We do take time to analyse what factors are driving the macroeconomic environment and company fundamentals, in order to understand what will support and detract from commodity prices. We conduct extensive research on commodity supply and demand as well, to determine whether the market for each commodity is in surplus or deficit and how that is likely to change over the medium term. We also study each company’s cost curve, determining its marginal cost of production to understand what commodity price is necessary for the company to break even and operate sustainably.   
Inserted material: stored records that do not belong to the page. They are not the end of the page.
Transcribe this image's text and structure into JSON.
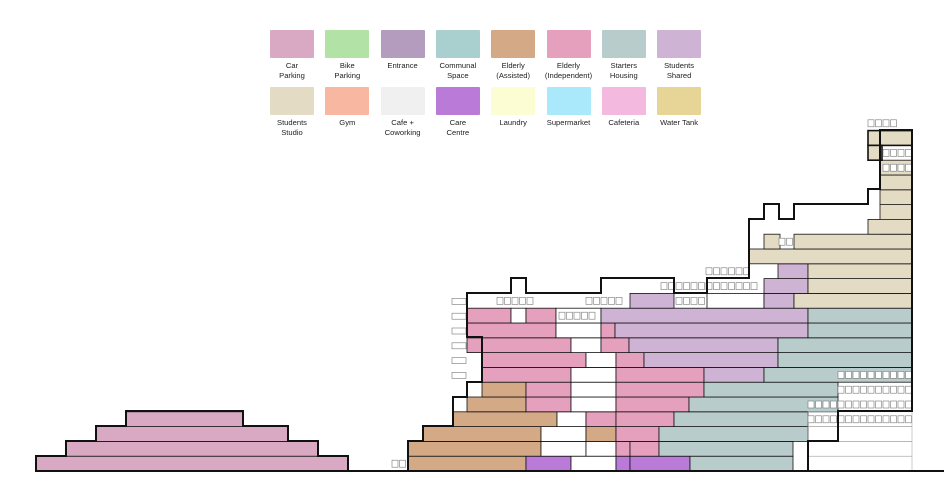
{
  "legend": [
    {
      "key": "car_parking",
      "label": "Car\nParking",
      "color": "#d9a9c3"
    },
    {
      "key": "bike_parking",
      "label": "Bike\nParking",
      "color": "#b3e2a6"
    },
    {
      "key": "entrance",
      "label": "Entrance",
      "color": "#b39cbd"
    },
    {
      "key": "communal_space",
      "label": "Communal\nSpace",
      "color": "#a9d0cf"
    },
    {
      "key": "elderly_assisted",
      "label": "Elderly\n(Assisted)",
      "color": "#d4a985"
    },
    {
      "key": "elderly_independent",
      "label": "Elderly\n(Independent)",
      "color": "#e4a0bc"
    },
    {
      "key": "starters_housing",
      "label": "Starters\nHousing",
      "color": "#b9cccc"
    },
    {
      "key": "students_shared",
      "label": "Students\nShared",
      "color": "#cfb3d5"
    },
    {
      "key": "students_studio",
      "label": "Students\nStudio",
      "color": "#e3dbc3"
    },
    {
      "key": "gym",
      "label": "Gym",
      "color": "#f7b7a0"
    },
    {
      "key": "cafe_coworking",
      "label": "Cafe +\nCoworking",
      "color": "#f0f0f0"
    },
    {
      "key": "care_centre",
      "label": "Care\nCentre",
      "color": "#b97ad8"
    },
    {
      "key": "laundry",
      "label": "Laundry",
      "color": "#fdfdd3"
    },
    {
      "key": "supermarket",
      "label": "Supermarket",
      "color": "#a9e9fb"
    },
    {
      "key": "cafeteria",
      "label": "Cafeteria",
      "color": "#f3b9df"
    },
    {
      "key": "water_tank",
      "label": "Water Tank",
      "color": "#e7d497"
    }
  ],
  "colors": {
    "outline": "#111111",
    "ground": "#111111",
    "balcony": "#777777",
    "void": "#ffffff"
  }
}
Currently, despite having outperformed the broader resources sector and the FTSE/JSE All Share Index in the past year, we believe gold mining companies (and those with more diversified commodities including gold) still have good prospects to continue to outperform, and are trading at attractive valuations. This assumes, however, that operations normalise in the near term. The companies are currently rated lower by the market than they were in the 2000s (as measured by their P/E ratios), even after having improved their operations, and they are better positioned to benefit from the higher rand gold price now than ever before.

We believe the gold price is likely to be well supported going forward by not only the ongoing uncertainty over global growth, but even more so by the sheer quantum of monetary stimulus now in place that is likely to keep interest rates very low for some time to come – i.e. below 1% in the US.

On this basis, over the past year we have increased our exposure to gold miners. We prefer to gain exposure through a diversified mix of holdings including AngloGold Ashanti and Gold Fields. We are currently holding more gold exposure as a percentage of our overall Resources exposure in our portfolios than the longer-term average. However, with the global growth environment so uncertain and many mining operations still under various levels of lockdown, we are very conscious that there are more risks than usual and we are keeping a close eye on developments at the various miners. This makes us cautious over the short term but positive about the medium-term outlook. Active management is key going forward.